Two years later, “[i]f Giuseppe Zangara, in 1933, had gotten to a park in Miami five minutes earlier, he would have had a clear shot at the man he intended to kill, who was president-elect Franklin Roosevelt,” Greenfield adds. (One can’t help speculating how different the Great Depression and World War II might have turned out.)

Fast forward to the 1980s. “If the bullet had hit two inches closer to [Ronald Reagan’s] heart, he would have bled to death, and he’d have been president for eight weeks and not eight years,” he continues (making me wonder about the end of the Cold War, and even the survival of the nation.)

If Kennedy Lived, of course, is about the charismatic American politician who came between FDR and Reagan.
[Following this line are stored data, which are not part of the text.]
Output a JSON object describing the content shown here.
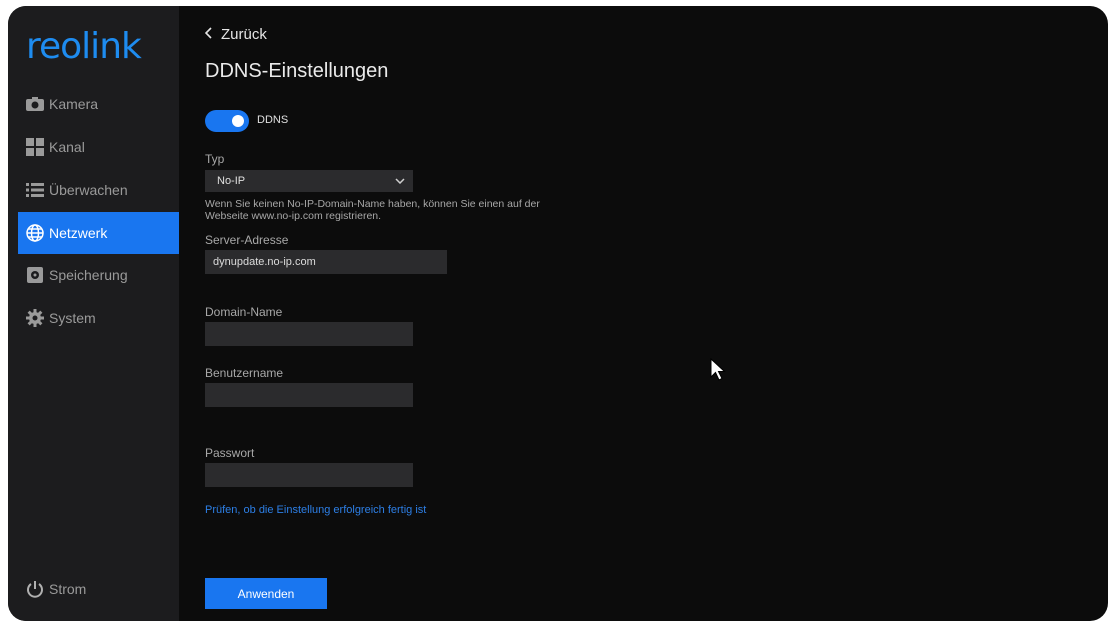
{
  "brand": {
    "logo_text": "reolink"
  },
  "sidebar": {
    "items": [
      {
        "label": "Kamera",
        "icon": "camera-icon"
      },
      {
        "label": "Kanal",
        "icon": "grid-icon"
      },
      {
        "label": "Überwachen",
        "icon": "list-icon"
      },
      {
        "label": "Netzwerk",
        "icon": "globe-icon",
        "active": true
      },
      {
        "label": "Speicherung",
        "icon": "storage-icon"
      },
      {
        "label": "System",
        "icon": "gear-icon"
      }
    ],
    "power_label": "Strom"
  },
  "header": {
    "back_label": "Zurück",
    "title": "DDNS-Einstellungen"
  },
  "ddns": {
    "toggle_label": "DDNS",
    "enabled": true
  },
  "form": {
    "type_label": "Typ",
    "type_value": "No-IP",
    "hint": "Wenn Sie keinen No-IP-Domain-Name haben, können Sie einen auf der Webseite www.no-ip.com registrieren.",
    "server_label": "Server-Adresse",
    "server_value": "dynupdate.no-ip.com",
    "domain_label": "Domain-Name",
    "domain_value": "",
    "user_label": "Benutzername",
    "user_value": "",
    "password_label": "Passwort",
    "password_value": "",
    "check_link": "Prüfen, ob die Einstellung erfolgreich fertig ist",
    "apply_label": "Anwenden"
  },
  "colors": {
    "accent": "#1976f0",
    "sidebar_bg": "#1c1c1e",
    "panel_bg": "#0c0c0c"
  }
}
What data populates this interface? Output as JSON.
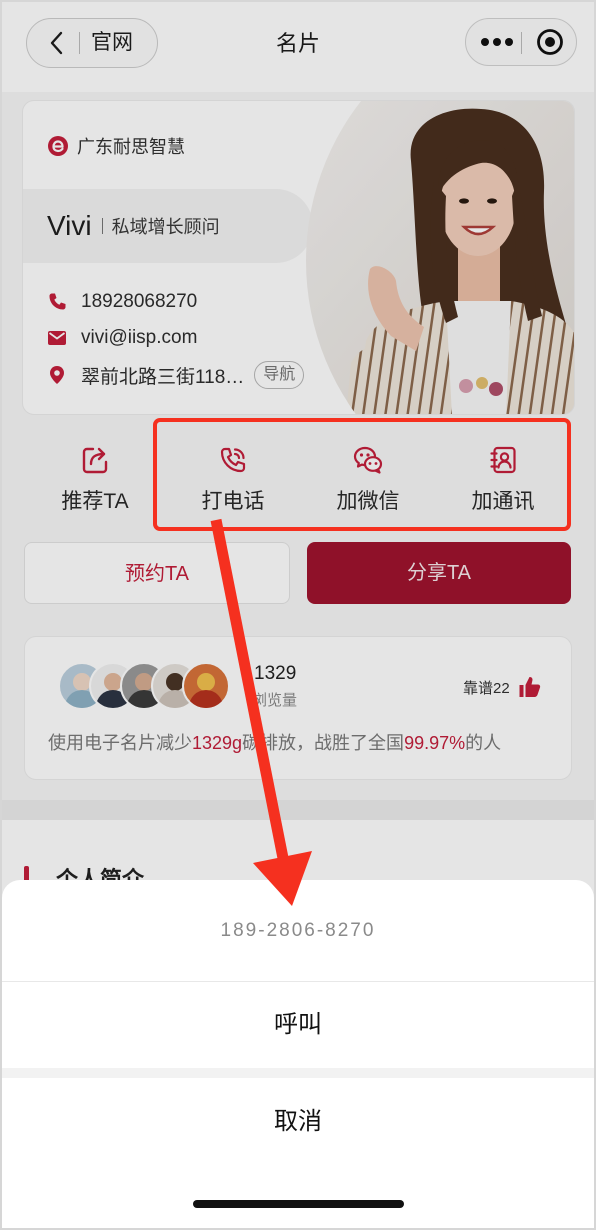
{
  "nav": {
    "back_label": "官网",
    "title": "名片",
    "back_icon": "chevron-left-icon",
    "more_icon": "more-dots-icon",
    "close_icon": "target-icon"
  },
  "card": {
    "company": "广东耐思智慧",
    "name": "Vivi",
    "title": "私域增长顾问",
    "phone": "18928068270",
    "email": "vivi@iisp.com",
    "address": "翠前北路三街118…",
    "nav_button": "导航"
  },
  "actions": [
    {
      "label": "推荐TA",
      "icon": "share-icon"
    },
    {
      "label": "打电话",
      "icon": "phone-call-icon"
    },
    {
      "label": "加微信",
      "icon": "wechat-icon"
    },
    {
      "label": "加通讯",
      "icon": "contact-book-icon"
    }
  ],
  "buttons": {
    "book": "预约TA",
    "share": "分享TA"
  },
  "stats": {
    "views": "1329",
    "views_label": "浏览量",
    "likes": "靠谱22",
    "summary": {
      "p1": "使用电子名片减少",
      "v1": "1329g",
      "p2": "碳排放，战胜了全国",
      "v2": "99.97%",
      "p3": "的人"
    }
  },
  "section": {
    "title": "个人简介"
  },
  "sheet": {
    "phone": "189-2806-8270",
    "call": "呼叫",
    "cancel": "取消"
  },
  "colors": {
    "brand": "#a0142e",
    "accent": "#c41f3b",
    "annotation": "#f5301f"
  }
}
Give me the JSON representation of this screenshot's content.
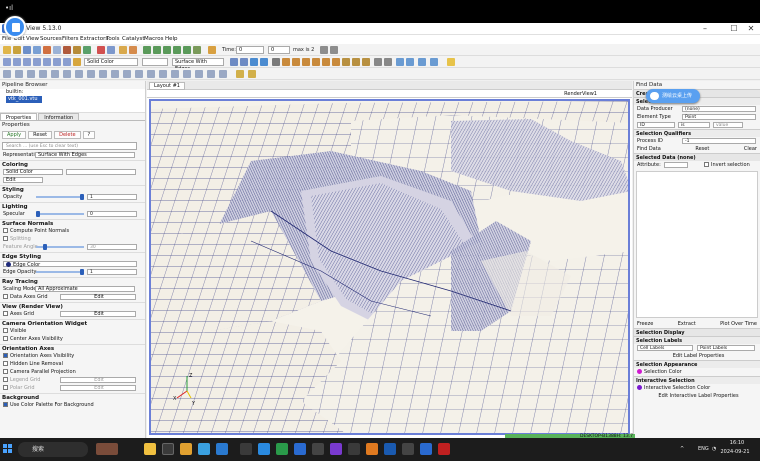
{
  "window": {
    "title": "ParaView 5.13.0",
    "top_glyph": "•ıl"
  },
  "menu": [
    "File",
    "Edit",
    "View",
    "Sources",
    "Filters",
    "Extractors",
    "Tools",
    "Catalyst",
    "Macros",
    "Help"
  ],
  "toolbar": {
    "time_label": "Time:",
    "time_value": "0",
    "step_value": "0",
    "max_label": "max is 2",
    "coloring_combo": "Solid Color",
    "representation_combo": "Surface With Edges"
  },
  "pipeline_browser": {
    "title": "Pipeline Browser",
    "items": [
      "builtin:",
      "vtk_001.vtu"
    ]
  },
  "properties": {
    "tabs": [
      "Properties",
      "Information"
    ],
    "title": "Properties",
    "apply": "Apply",
    "reset": "Reset",
    "delete": "Delete",
    "help": "?",
    "search_placeholder": "Search ... (use Esc to clear text)",
    "representation_label": "Representation",
    "representation_value": "Surface With Edges",
    "coloring_section": "Coloring",
    "coloring_value": "Solid Color",
    "edit_label": "Edit",
    "styling_section": "Styling",
    "opacity_label": "Opacity",
    "opacity_value": "1",
    "opacity_level": 1.0,
    "lighting_section": "Lighting",
    "specular_label": "Specular",
    "specular_value": "0",
    "specular_level": 0.0,
    "surface_normals_section": "Surface Normals",
    "compute_normals": "Compute Point Normals",
    "splitting": "Splitting",
    "feature_angle_label": "Feature Angle",
    "feature_angle_value": "30",
    "feature_angle_level": 0.17,
    "edge_styling_section": "Edge Styling",
    "edge_color": "Edge Color",
    "edge_opacity_label": "Edge Opacity",
    "edge_opacity_value": "1",
    "edge_opacity_level": 1.0,
    "ray_tracing_section": "Ray Tracing",
    "scaling_mode_label": "Scaling Mode",
    "scaling_mode_value": "All Approximate",
    "data_axes_grid_label": "Data Axes Grid",
    "data_axes_grid_edit": "Edit",
    "view_section": "View (Render View)",
    "axes_grid_label": "Axes Grid",
    "axes_grid_edit": "Edit",
    "camera_widget_section": "Camera Orientation Widget",
    "visible": "Visible",
    "center_axes": "Center Axes Visibility",
    "orientation_axes_section": "Orientation Axes",
    "orientation_axes_visibility": "Orientation Axes Visibility",
    "hidden_line": "Hidden Line Removal",
    "camera_parallel": "Camera Parallel Projection",
    "legend_grid": "Legend Grid",
    "legend_grid_edit": "Edit",
    "polar_grid": "Polar Grid",
    "polar_grid_edit": "Edit",
    "background_section": "Background",
    "use_palette": "Use Color Palette For Background"
  },
  "center": {
    "layout_tab": "Layout #1",
    "renderview_label": "RenderView1"
  },
  "find_data": {
    "title": "Find Data",
    "create_selection": "Create Selection",
    "selection_criteria": "Selection Criteria",
    "data_producer_label": "Data Producer",
    "data_producer_value": "(none)",
    "element_type_label": "Element Type",
    "element_type_value": "Point",
    "id_label": "ID",
    "is_label": "is",
    "value_placeholder": "value",
    "selection_qualifiers": "Selection Qualifiers",
    "process_id_label": "Process ID",
    "process_id_value": "-1",
    "find_data_btn": "Find Data",
    "reset_btn": "Reset",
    "clear_btn": "Clear",
    "selected_data": "Selected Data (none)",
    "attribute_label": "Attribute:",
    "invert_selection": "Invert selection",
    "freeze": "Freeze",
    "extract": "Extract",
    "plot_over_time": "Plot Over Time",
    "selection_display": "Selection Display",
    "selection_labels": "Selection Labels",
    "cell_labels": "Cell Labels",
    "point_labels": "Point Labels",
    "edit_label_props": "Edit Label Properties",
    "selection_appearance": "Selection Appearance",
    "selection_color": "Selection Color",
    "interactive_selection": "Interactive Selection",
    "interactive_selection_color": "Interactive Selection Color",
    "edit_interactive_label": "Edit Interactive Label Properties"
  },
  "cloud_button": "测绘云桌上传",
  "status": {
    "memory": "DESKTOP-B1388H: 13.7 GiB/31.8 GiB 43.0%"
  },
  "taskbar": {
    "search": "搜索",
    "lang": "ENG",
    "time": "16:10",
    "date": "2024-09-21"
  },
  "colors": {
    "accent": "#2b5fb9",
    "mesh_line": "#2a2f7a",
    "mesh_fill": "#f3efe6",
    "viewport_border": "#6b7fd7",
    "memory_bar": "#59b35a"
  }
}
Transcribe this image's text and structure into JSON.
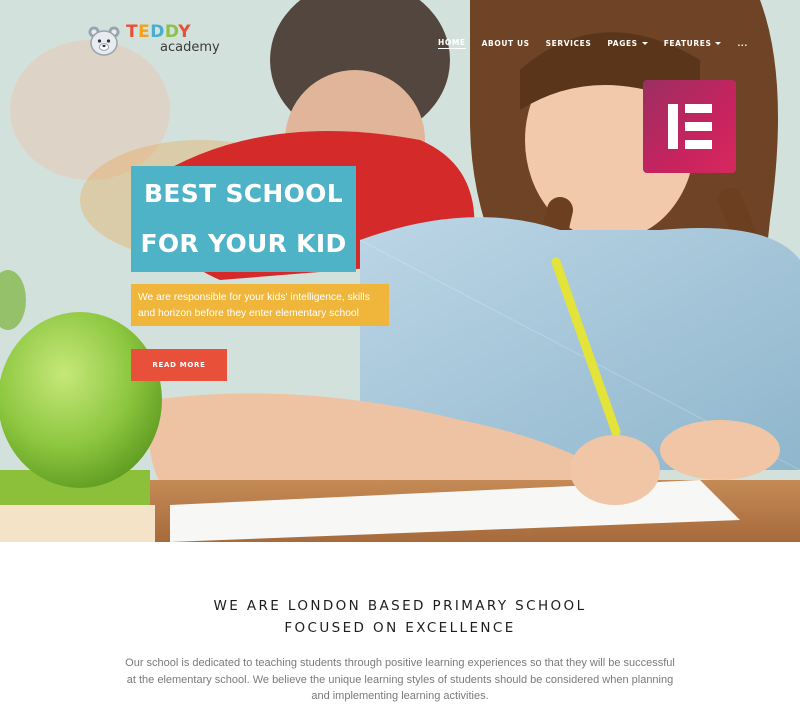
{
  "brand": {
    "logo_letters": [
      "T",
      "E",
      "D",
      "D",
      "Y"
    ],
    "logo_sub": "academy",
    "logo_icon": "bear-icon",
    "colors": {
      "red": "#e8503a",
      "orange": "#f2a31d",
      "blue": "#4aaed1",
      "green": "#8bc34a"
    }
  },
  "nav": {
    "items": [
      {
        "label": "HOME",
        "active": true,
        "dropdown": false
      },
      {
        "label": "ABOUT US",
        "active": false,
        "dropdown": false
      },
      {
        "label": "SERVICES",
        "active": false,
        "dropdown": false
      },
      {
        "label": "PAGES",
        "active": false,
        "dropdown": true
      },
      {
        "label": "FEATURES",
        "active": false,
        "dropdown": true
      },
      {
        "label": "...",
        "active": false,
        "dropdown": false
      }
    ]
  },
  "badge": {
    "icon": "elementor-icon",
    "color": "#c7235f"
  },
  "hero": {
    "headline_lines": [
      "BEST SCHOOL",
      "FOR YOUR KID"
    ],
    "subtext_lines": [
      "We are responsible for your kids' intelligence, skills",
      "and horizon before they enter elementary school"
    ],
    "cta_label": "READ MORE",
    "colors": {
      "headline_bg": "#4fb3c8",
      "subtext_bg": "#efb63b",
      "cta_bg": "#e8503a"
    }
  },
  "intro": {
    "title_lines": [
      "WE ARE LONDON BASED PRIMARY SCHOOL",
      "FOCUSED ON EXCELLENCE"
    ],
    "body_lines": [
      "Our school is dedicated to teaching students through positive learning experiences so that they will be successful",
      "at the elementary school. We believe the unique learning styles of students should be considered when planning",
      "and implementing learning activities."
    ]
  }
}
Except, instead of being the victim of a near miss, Kennedy didn’t live.

Once again, small variables made all the difference. For example, he ponders an alternate hypothetical: “Does the rain stop in Dallas so the bubble top is off John Kennedy’s car, or…if the rain had stayed falling, and the bubble stayed on, would Kennedy have survived Dallas and gone on to be president for another five years.”

This moment, Greenfield argues, is a hinge of history. And it’s hard to argue with him. If Kennedy had lived, Greenfield believes that Vietnam turns out different. And if Vietnam turns out different, maybe Richard Nixon is never elected president.

Imagine a world where the Kennedy assassination, the war in Vietnam, and Watergate never happened, and it’s pretty clear that one little change — if it had just rained hard on that fateful day in Dallas — would have had serious consequences on the future.